There are studies that show when moderate cardio is performed fasted, the body uses its own fat to fuel the activity. That alone has turned some former fans of evening exercise into early risers. But what are the benefits of fasted cardio? Read on for what you need to know.
Vital Note: This article has been made available for informational and educational purposes only. It is not intended to be a substitute for professional medical advice, diagnosis, or treatment.
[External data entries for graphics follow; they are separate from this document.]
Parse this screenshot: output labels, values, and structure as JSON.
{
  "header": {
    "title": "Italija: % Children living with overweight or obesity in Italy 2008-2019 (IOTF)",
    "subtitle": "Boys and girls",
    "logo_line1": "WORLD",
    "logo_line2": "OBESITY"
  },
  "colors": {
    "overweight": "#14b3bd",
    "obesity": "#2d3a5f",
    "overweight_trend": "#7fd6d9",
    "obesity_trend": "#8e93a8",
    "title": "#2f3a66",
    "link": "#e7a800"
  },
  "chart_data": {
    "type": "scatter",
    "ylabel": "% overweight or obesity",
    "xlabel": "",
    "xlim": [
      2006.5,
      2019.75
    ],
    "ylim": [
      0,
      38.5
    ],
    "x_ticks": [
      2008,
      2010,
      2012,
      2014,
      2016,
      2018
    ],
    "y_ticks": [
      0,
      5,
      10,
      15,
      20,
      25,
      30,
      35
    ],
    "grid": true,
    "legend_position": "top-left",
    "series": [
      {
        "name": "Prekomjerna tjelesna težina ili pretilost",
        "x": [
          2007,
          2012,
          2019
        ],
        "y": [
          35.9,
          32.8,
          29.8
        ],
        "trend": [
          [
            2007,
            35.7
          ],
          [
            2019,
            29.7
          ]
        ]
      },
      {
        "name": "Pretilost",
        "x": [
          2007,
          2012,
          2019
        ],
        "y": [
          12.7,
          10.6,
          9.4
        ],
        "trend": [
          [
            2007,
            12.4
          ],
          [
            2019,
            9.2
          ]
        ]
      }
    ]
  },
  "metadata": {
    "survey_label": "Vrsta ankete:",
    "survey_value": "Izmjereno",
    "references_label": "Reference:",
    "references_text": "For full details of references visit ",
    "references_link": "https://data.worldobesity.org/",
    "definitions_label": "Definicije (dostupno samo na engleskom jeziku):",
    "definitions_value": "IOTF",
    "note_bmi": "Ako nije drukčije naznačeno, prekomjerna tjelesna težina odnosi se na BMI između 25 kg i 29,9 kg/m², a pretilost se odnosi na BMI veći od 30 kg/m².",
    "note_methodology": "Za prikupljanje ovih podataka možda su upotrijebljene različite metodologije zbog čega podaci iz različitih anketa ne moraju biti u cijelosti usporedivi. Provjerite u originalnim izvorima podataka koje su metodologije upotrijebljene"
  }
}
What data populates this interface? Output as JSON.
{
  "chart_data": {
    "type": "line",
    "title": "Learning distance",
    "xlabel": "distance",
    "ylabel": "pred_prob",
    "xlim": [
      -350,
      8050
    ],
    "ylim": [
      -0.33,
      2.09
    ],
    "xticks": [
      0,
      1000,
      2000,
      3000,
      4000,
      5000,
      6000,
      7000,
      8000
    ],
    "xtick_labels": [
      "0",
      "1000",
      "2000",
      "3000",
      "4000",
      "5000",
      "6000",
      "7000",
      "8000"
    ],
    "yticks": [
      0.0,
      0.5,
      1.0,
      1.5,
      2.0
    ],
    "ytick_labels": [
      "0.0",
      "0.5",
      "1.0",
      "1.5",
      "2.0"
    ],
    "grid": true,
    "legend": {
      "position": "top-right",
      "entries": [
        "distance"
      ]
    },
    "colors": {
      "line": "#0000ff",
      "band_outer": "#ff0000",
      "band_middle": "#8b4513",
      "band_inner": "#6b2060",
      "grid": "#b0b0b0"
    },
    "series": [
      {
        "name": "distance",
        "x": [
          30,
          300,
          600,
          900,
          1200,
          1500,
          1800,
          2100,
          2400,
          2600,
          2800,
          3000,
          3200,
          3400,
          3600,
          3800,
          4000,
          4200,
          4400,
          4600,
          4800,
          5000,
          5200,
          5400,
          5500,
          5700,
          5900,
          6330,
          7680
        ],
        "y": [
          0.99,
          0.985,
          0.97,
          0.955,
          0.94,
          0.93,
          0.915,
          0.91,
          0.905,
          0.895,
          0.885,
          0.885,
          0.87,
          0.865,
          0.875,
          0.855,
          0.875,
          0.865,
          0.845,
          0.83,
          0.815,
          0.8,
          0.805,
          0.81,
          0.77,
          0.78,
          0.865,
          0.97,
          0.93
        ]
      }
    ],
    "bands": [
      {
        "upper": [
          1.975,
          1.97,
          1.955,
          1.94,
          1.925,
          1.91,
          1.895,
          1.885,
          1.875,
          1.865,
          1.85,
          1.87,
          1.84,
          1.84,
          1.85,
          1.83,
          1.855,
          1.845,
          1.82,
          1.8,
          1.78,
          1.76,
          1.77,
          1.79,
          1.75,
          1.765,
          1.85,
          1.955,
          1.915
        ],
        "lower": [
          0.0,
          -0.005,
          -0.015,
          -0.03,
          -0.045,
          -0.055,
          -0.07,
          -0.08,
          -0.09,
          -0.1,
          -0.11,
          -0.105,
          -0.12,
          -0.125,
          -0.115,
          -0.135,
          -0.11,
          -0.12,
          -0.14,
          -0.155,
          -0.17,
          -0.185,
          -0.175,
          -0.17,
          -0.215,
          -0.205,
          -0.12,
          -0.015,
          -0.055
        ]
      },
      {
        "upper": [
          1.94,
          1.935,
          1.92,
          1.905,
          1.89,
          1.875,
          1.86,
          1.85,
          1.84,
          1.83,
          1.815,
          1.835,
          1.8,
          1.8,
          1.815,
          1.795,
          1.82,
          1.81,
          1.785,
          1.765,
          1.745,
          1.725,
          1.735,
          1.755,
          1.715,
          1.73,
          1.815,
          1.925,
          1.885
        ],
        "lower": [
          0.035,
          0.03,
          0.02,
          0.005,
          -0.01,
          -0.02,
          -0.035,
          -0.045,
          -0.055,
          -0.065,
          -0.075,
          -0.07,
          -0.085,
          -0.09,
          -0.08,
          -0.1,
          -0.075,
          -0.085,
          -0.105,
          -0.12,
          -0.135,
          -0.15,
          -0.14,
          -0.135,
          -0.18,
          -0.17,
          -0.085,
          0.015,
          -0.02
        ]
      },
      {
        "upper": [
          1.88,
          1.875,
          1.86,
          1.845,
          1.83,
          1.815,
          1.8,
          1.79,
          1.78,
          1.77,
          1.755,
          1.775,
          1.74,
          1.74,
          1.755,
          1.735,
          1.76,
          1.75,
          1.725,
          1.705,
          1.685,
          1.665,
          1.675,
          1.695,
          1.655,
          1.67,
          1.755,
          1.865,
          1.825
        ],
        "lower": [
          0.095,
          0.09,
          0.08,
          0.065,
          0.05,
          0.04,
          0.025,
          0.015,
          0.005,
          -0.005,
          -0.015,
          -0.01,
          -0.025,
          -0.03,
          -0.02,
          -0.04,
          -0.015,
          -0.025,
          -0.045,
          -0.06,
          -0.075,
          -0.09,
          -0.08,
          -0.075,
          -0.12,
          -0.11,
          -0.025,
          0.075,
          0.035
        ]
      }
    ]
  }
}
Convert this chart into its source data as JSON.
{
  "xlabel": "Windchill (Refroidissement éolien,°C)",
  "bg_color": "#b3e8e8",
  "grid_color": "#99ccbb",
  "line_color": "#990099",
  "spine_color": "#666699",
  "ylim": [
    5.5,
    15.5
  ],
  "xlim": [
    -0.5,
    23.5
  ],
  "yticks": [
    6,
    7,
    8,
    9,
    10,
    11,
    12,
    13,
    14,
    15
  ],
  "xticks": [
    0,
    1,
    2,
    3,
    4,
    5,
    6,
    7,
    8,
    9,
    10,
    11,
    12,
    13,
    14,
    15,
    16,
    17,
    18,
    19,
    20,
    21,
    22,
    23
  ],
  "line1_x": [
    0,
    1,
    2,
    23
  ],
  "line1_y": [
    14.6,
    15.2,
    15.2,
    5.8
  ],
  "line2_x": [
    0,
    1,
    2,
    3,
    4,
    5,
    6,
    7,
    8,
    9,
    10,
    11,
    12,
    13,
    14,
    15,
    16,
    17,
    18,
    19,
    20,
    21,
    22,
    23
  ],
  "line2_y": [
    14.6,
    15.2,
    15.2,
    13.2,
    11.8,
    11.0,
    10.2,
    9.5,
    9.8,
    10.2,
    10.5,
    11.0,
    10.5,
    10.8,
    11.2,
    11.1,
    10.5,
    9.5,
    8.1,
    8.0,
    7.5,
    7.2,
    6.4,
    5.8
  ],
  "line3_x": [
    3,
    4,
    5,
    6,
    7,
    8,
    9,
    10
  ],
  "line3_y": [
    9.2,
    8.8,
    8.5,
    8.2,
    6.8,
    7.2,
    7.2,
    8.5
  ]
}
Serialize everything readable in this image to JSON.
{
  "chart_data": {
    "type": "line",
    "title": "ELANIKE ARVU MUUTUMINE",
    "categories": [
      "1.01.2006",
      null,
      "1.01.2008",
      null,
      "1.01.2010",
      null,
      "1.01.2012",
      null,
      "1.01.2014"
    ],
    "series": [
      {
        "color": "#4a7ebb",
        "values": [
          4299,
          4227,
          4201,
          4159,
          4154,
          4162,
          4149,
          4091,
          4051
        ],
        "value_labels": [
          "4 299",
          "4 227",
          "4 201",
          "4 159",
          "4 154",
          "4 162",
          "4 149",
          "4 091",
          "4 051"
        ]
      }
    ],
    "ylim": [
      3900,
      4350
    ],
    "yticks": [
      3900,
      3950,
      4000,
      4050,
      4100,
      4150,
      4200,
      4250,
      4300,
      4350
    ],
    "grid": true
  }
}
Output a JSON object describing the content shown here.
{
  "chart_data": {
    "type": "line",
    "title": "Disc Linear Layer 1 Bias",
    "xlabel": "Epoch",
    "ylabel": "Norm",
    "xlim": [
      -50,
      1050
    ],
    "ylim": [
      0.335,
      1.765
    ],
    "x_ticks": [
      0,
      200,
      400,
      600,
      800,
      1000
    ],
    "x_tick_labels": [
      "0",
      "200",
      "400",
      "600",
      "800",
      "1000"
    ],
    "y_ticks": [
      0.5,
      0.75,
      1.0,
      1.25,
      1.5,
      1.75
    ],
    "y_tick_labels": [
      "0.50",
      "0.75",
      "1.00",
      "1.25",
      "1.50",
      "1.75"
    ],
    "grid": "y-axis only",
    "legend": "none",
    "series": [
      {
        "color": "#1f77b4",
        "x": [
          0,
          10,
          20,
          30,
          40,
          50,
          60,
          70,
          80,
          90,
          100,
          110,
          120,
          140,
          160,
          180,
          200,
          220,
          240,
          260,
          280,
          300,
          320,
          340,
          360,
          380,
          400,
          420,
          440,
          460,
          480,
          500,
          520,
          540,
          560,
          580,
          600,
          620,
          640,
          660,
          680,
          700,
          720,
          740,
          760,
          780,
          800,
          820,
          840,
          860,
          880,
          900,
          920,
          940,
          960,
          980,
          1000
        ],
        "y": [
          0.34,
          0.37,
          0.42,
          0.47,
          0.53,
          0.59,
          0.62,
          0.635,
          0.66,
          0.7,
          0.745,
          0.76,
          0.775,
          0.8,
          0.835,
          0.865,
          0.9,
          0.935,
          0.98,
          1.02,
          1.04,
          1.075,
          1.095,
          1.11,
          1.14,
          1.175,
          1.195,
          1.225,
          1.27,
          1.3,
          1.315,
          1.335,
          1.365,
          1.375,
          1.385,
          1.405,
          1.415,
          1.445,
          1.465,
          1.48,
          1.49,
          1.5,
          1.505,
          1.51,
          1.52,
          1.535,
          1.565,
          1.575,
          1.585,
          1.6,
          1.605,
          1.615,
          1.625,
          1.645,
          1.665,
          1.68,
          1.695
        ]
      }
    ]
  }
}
Always seek the advice of your physician or another qualified health provider with any questions you may have regarding a medical condition. Your licensed healthcare professional can best provide you with the diagnosis and treatment of any medical condition and assist you as well in deciding whether a dietary supplement will be a helpful addition to your regimen.
What Is Fasted Cardio?
Fasted cardio simply means performing your cardiovascular workout without eating beforehand. The window of time between your last meal and the start of your workout would depend on factors like the quantity and quality of your last meal and how quickly you digest that fuel. Many people wake up in the morning and head straight to the gym for fasted cardio but it’s also an option for those who enjoy intermittent fasting as well. As with anything, arguments can be made for and against performing cardio in an unfed state.
Is Fasted Cardio Bad?
The issue with performing cardio on an empty stomach is that the body may breakdown the protein in muscle to fuel the activity. And it's not for everyone. Depending on what type of exercise you do, it might be necessary to fuel up before your workout. And, if you work out in the evening, it's typically not healthy to fast all day in preparation for your workouts.
If you're trying to add or conserve lean mass, this might not be the best choice depending on how you choose to approach programming. The other issue is that training intensity and duration will, of course, be affected. This makes certain types of activities better choices than others to be performed in a fasted state. A slow, steady jog is preferable to sprints and an incline walk is preferable to weight lifting.
The Benefits of Fasted Cardio
When looking at lowering body fat, creating a deficit through training and nutrition is necessary for our body to use its fat. The most important factor here for most people in many cases is looking at overall numbers throughout the day.
If you are am able to train harder and longer after eating rather than before eating, then overall expended energy, both during the activity and throughout the day, even after completing the exercise is going to be higher. Assuming that macros and fuel are spread out throughout the day without compensating for the additional activity, a person is more likely to lose more weight.
What to Eat After Fasted Cardio
Is fasted cardio better than cardio in a fed state? The answer is not black and white. Certain lifestyle preferences and activities lend themselves better to those that do choose to train before eating. Moderate cardio such as swimming, walking, and jogging are better choices for an unfed state versus intense activity such as HIIT, weight training, or longer cardio workouts. For those who do choose to train before eating, it is important to have fuel you can eat after your workout. Great options include a protein shake (try your next shake with Vital Performance™ Protein) with fruit, whole wheat toast and egg whites, and overnight oats with protein.
But the most important thing is finding a way to fit activity into our lives consistently in a way that works for us whether that be in a fasted or fed state.